Franchement moi j'était assez heureux de regarder un Jeanne d'Arc mais ce film-là est vraiment pas terrible.
Les sons souvent décalés par rapport aux images, je n'ai eu tout simplement aucune émotion dans ce film, sauf peut-être une sensation de repos avec le calme quasi-constant qui reste jusqu'à la fin, les décors sont pauvres, les costumes trop "propres" et pas assez variés pour les soldats.
Je mets quand même 2/5 pour la musique qui, je trouve, et vraiment très bien et instaure dès le début une ambiance médiévale.
En conclusion, même pour les puristes comme moi, Jeanne captive ne m'a pas convaincu.
Corps, lumières, ciels, silence... Une oeuvre originale qui vient s'abouter à celle de Dreyer (1927) avec une "Poésy" habitée par la "prophétesse" Pucelle, cette Jeanne, aiguille brulante de foi dont on suit avec félicité, le fil de sa "libération" autour de personnages hauts en couleurs.

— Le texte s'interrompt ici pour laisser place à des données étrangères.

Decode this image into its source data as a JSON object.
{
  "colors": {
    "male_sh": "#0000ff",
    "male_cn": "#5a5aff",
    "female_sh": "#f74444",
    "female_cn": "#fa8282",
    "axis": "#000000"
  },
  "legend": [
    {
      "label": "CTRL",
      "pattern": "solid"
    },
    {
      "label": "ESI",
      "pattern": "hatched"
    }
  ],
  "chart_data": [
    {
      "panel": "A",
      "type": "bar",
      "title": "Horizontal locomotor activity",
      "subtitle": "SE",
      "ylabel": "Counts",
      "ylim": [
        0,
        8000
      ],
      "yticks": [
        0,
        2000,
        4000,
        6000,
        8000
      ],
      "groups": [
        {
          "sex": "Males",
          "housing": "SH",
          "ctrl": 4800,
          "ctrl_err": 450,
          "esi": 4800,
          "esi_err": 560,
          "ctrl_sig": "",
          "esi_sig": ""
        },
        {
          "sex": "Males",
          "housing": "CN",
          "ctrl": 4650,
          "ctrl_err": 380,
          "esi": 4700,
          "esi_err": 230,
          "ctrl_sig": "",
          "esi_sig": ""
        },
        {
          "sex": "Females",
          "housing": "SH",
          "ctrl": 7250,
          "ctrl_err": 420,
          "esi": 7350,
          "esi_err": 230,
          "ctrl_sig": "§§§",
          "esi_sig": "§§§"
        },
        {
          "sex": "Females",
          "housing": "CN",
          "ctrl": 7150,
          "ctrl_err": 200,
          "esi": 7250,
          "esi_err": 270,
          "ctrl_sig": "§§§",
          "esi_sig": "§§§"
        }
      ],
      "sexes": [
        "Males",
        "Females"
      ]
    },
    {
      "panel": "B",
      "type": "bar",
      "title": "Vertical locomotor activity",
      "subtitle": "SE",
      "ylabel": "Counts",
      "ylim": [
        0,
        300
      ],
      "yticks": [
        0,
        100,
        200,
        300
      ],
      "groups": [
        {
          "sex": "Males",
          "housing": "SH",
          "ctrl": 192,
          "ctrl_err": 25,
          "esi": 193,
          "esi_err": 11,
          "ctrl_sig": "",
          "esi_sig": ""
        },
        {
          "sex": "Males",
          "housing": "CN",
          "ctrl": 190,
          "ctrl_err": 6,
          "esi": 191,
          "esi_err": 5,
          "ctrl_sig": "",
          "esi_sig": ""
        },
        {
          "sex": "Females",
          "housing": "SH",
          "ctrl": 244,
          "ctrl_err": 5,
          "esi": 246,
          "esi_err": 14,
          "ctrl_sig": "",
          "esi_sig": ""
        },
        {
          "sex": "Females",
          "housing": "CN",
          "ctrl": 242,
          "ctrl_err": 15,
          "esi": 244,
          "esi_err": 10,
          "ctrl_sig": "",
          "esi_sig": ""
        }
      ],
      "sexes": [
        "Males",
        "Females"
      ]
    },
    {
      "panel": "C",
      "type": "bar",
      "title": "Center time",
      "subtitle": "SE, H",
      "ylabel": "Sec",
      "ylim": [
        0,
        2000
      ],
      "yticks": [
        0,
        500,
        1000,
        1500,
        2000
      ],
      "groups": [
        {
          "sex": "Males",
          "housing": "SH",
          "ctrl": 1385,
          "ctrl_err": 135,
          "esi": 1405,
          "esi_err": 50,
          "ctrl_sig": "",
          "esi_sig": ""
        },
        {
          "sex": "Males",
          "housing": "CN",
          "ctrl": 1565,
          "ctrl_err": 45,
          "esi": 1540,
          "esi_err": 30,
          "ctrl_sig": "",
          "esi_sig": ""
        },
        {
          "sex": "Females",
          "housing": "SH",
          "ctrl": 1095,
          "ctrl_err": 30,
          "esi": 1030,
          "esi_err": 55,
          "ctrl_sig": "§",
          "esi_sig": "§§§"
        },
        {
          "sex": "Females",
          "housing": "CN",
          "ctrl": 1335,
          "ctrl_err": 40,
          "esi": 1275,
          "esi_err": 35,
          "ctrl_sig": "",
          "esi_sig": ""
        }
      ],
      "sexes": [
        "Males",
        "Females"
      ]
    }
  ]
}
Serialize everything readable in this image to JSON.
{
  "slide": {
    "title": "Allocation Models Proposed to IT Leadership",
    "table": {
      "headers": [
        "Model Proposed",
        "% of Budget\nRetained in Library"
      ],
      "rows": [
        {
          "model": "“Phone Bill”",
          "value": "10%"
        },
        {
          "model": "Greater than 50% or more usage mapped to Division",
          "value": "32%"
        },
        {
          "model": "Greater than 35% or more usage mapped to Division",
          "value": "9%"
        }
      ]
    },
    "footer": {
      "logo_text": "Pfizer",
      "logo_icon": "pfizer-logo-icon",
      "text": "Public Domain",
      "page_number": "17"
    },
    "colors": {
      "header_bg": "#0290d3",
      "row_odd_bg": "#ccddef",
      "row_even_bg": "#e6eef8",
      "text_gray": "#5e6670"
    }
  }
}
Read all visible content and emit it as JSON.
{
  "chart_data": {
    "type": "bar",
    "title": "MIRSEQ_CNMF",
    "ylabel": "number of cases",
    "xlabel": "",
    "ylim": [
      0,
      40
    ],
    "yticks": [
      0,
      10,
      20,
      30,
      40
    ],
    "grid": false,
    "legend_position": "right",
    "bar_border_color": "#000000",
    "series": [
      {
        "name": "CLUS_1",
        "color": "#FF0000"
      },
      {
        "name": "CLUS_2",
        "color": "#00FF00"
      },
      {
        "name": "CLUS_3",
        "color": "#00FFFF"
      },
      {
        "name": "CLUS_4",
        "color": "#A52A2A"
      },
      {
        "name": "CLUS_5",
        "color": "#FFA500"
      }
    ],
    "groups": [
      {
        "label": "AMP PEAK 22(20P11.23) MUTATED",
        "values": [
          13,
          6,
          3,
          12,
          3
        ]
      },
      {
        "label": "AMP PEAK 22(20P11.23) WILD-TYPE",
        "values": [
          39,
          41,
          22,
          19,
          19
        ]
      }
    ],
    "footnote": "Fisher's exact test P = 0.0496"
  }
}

A noter, des seconds rôles convaincants (en particulier Thierry Frémont en guérisseur et Mathieu Almaric en moine vaticinateur).
En filmant ses corps et ses visages tels des gisants inscrits dans un marbre cinématographique, Philippe Ramos "ouvre une fenêtre" vers "l'intimité", le "sexuel" de la sainte. Une grace.
Le cinéma français aime tourner autour d’un de ces grands mystères historiques qui abreuvent les réalisateurs en tous genres. Philippe Ramos s’intéresse donc à Jeanne d’Arc dans sa période captive. Cela offre un film intimiste mais très insipide, sans réel rythme ni présence d’acteurs. Ne se détachent alors que la douceur d’une musique médiévale assez récurrente et la beauté de certains cadres. Pas réellement suffisant pour susciter l’adhésion.